Neurotoxins 101: What They Are, How They Work, and More
SparkNeurotoxins 101: What They Are, How They Work, and More

Neurotoxins 101: What They Are, How They Work, and More

Neurotoxins have been used by Medical Aesthetics professionals for more than 30 years.1 As one of the most popular aesthetic treatments, it’ll be important for you to become familiar with neurotoxins and its indications to help your patients achieve their aesthetic goals. 

Here, we’ll break down this treatment, including how it works, how it’s used, and more.

What is a neurotoxin?

Botulinum neurotoxin is an FDA-approved prescription treatment that is administered via intramuscular injection. It works by affecting nerve tissue, resulting in a localized reduction in muscle activity.1

It’s important to note that there are several botulinum neurotoxins available on the market, and they are not interchangeable.
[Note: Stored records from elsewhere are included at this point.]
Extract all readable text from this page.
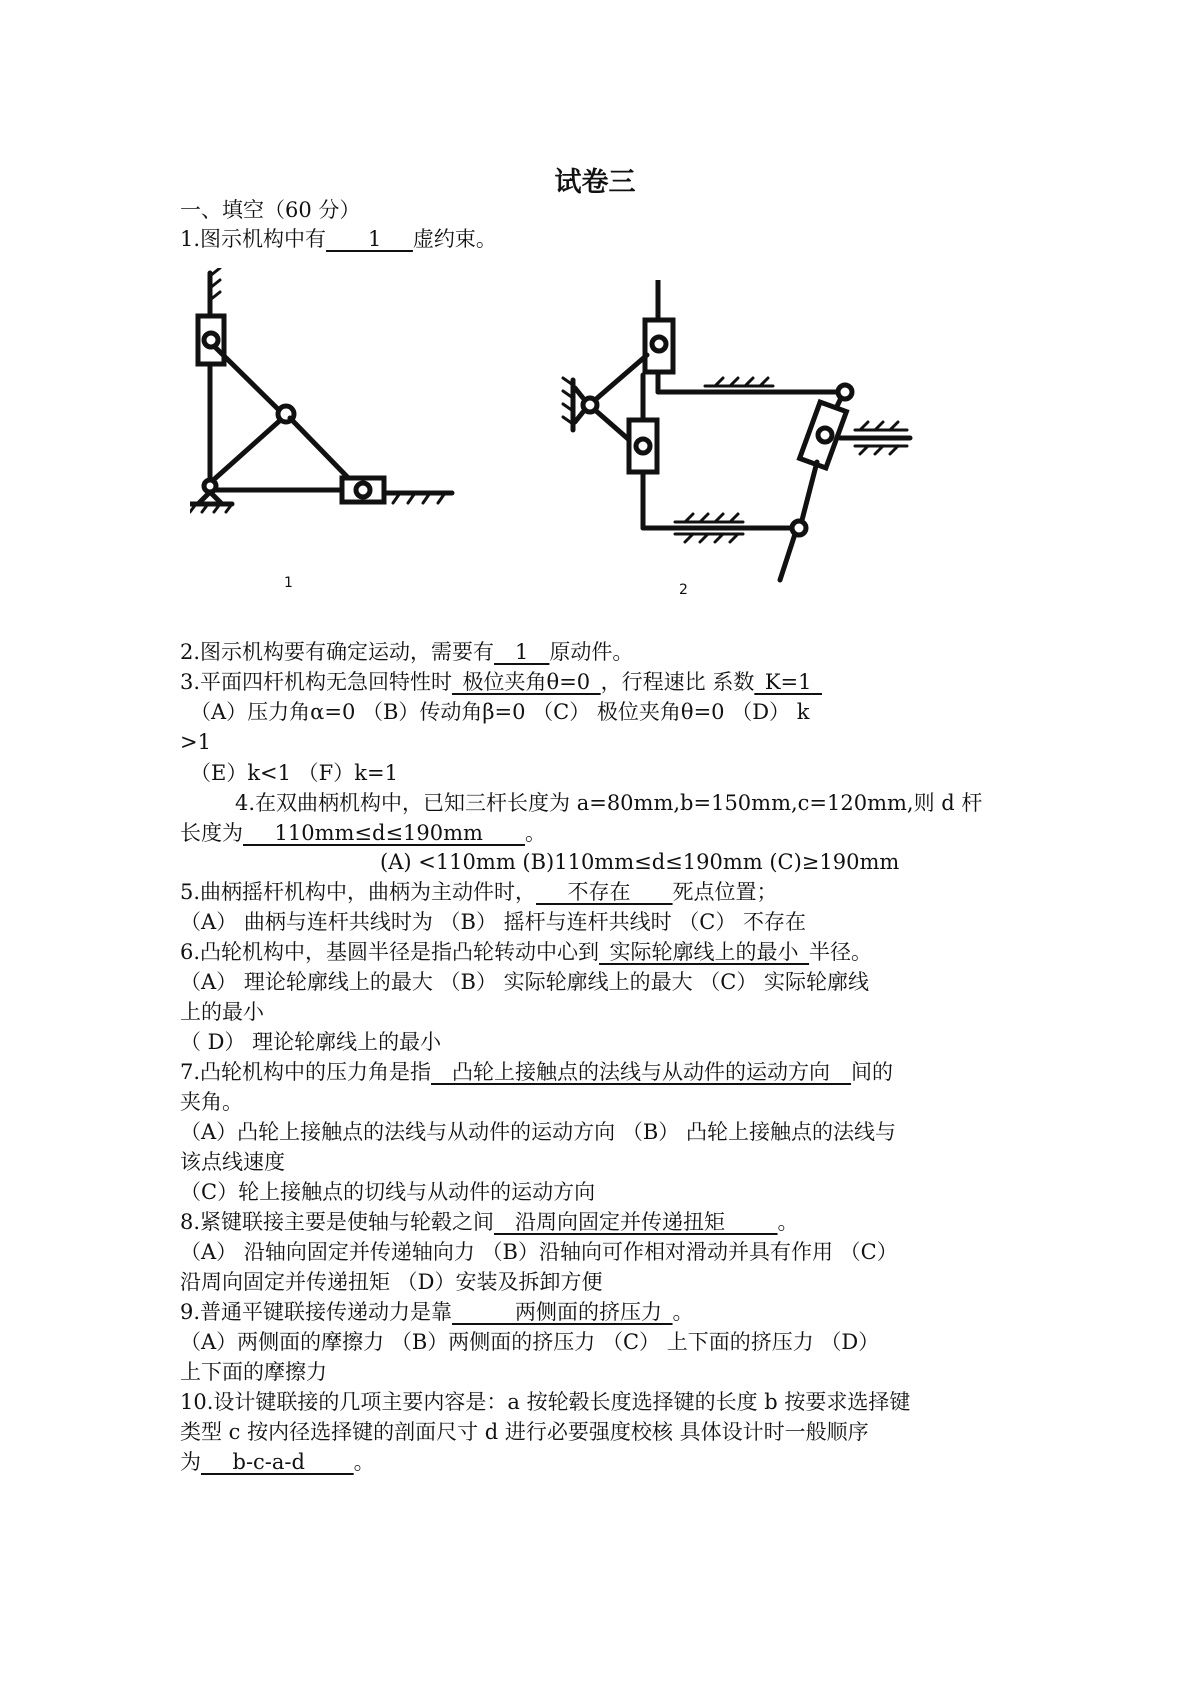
试卷三
一、填空（60 分）
1.图示机构中有____1___虚约束。
1	2
2.图示机构要有确定运动，需要有__1__原动件。
3.平面四杆机构无急回特性时_极位夹角θ=0_，行程速比 系数_K=1_
（A）压力角α=0 （B）传动角β=0 （C） 极位夹角θ=0 （D） k
>1
（E）k<1 （F）k=1
4.在双曲柄机构中，已知三杆长度为 a=80mm,b=150mm,c=120mm,则 d 杆
长度为___110mm≤d≤190mm____。
(A) <110mm (B)110mm≤d≤190mm (C)≥190mm
5.曲柄摇杆机构中，曲柄为主动件时，___不存在____死点位置；
（A） 曲柄与连杆共线时为 （B） 摇杆与连杆共线时 （C） 不存在
6.凸轮机构中，基圆半径是指凸轮转动中心到_实际轮廓线上的最小_半径。
（A） 理论轮廓线上的最大 （B） 实际轮廓线上的最大 （C） 实际轮廓线
上的最小
（ D） 理论轮廓线上的最小
7.凸轮机构中的压力角是指__凸轮上接触点的法线与从动件的运动方向__间的
夹角。
（A）凸轮上接触点的法线与从动件的运动方向 （B） 凸轮上接触点的法线与
该点线速度
（C）轮上接触点的切线与从动件的运动方向
8.紧键联接主要是使轴与轮毂之间__沿周向固定并传递扭矩_____。
（A） 沿轴向固定并传递轴向力 （B）沿轴向可作相对滑动并具有作用 （C）
沿周向固定并传递扭矩 （D）安装及拆卸方便
9.普通平键联接传递动力是靠______两侧面的挤压力_。
（A）两侧面的摩擦力 （B）两侧面的挤压力 （C） 上下面的挤压力 （D）
上下面的摩擦力
10.设计键联接的几项主要内容是：a 按轮毂长度选择键的长度 b 按要求选择键
类型 c 按内径选择键的剖面尺寸 d 进行必要强度校核 具体设计时一般顺序
为___b-c-a-d ____。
Their units cannot be converted according to their labels, and there is no dose ratio between botulinum neurotoxin products.1

What areas can be treated with neurotoxins?

One area where neurotoxins can be administered is in the temporary treatment of moderate to severe glabellar lines (the lines that appear between the eyebrows) on the face.1  

OK, so how do neurotoxins work?

The clinical effect of botulinum neurotoxins is a direct but reversible inhibition of a presynaptic neurotransmitter release. It inhibits the neuron mechanisms, which results in temporary restricted movements, resulting in smoother-looking lines.1 

What are the risks associated with neurotoxins?

Different neurotoxins have different risks associated with them, and as a provider, it will be important to understand them all and ensure you’re communicating them factually to patients. Neurotoxins could cause serious and possibly life-threatening side effects, such as allergic reactions, heart problems, eye problems, and problems swallowing, speaking, or breathing. Some other common side effects include nose and throat irritation, headache, pain or skin reactions at the injection site (including bruising or redness), eyelid swelling or drooping, increased white blood cell count in your blood, and cold or flu-like symptoms.1 The potential side effects can be serious, which is why Medical Aesthetics professionals need to be well-educated and trained when administering neurotoxins.

How are neurotoxins administered?

Neurotoxins are administered by intramuscular injection. Neurotoxins are sold in a vial, in powder form, and before use, they must be reconstituted. Manufacturers advise the use of unpreserved saline for reconstitution. Remember, all neurotoxins are different and consult the prescribing information for each one.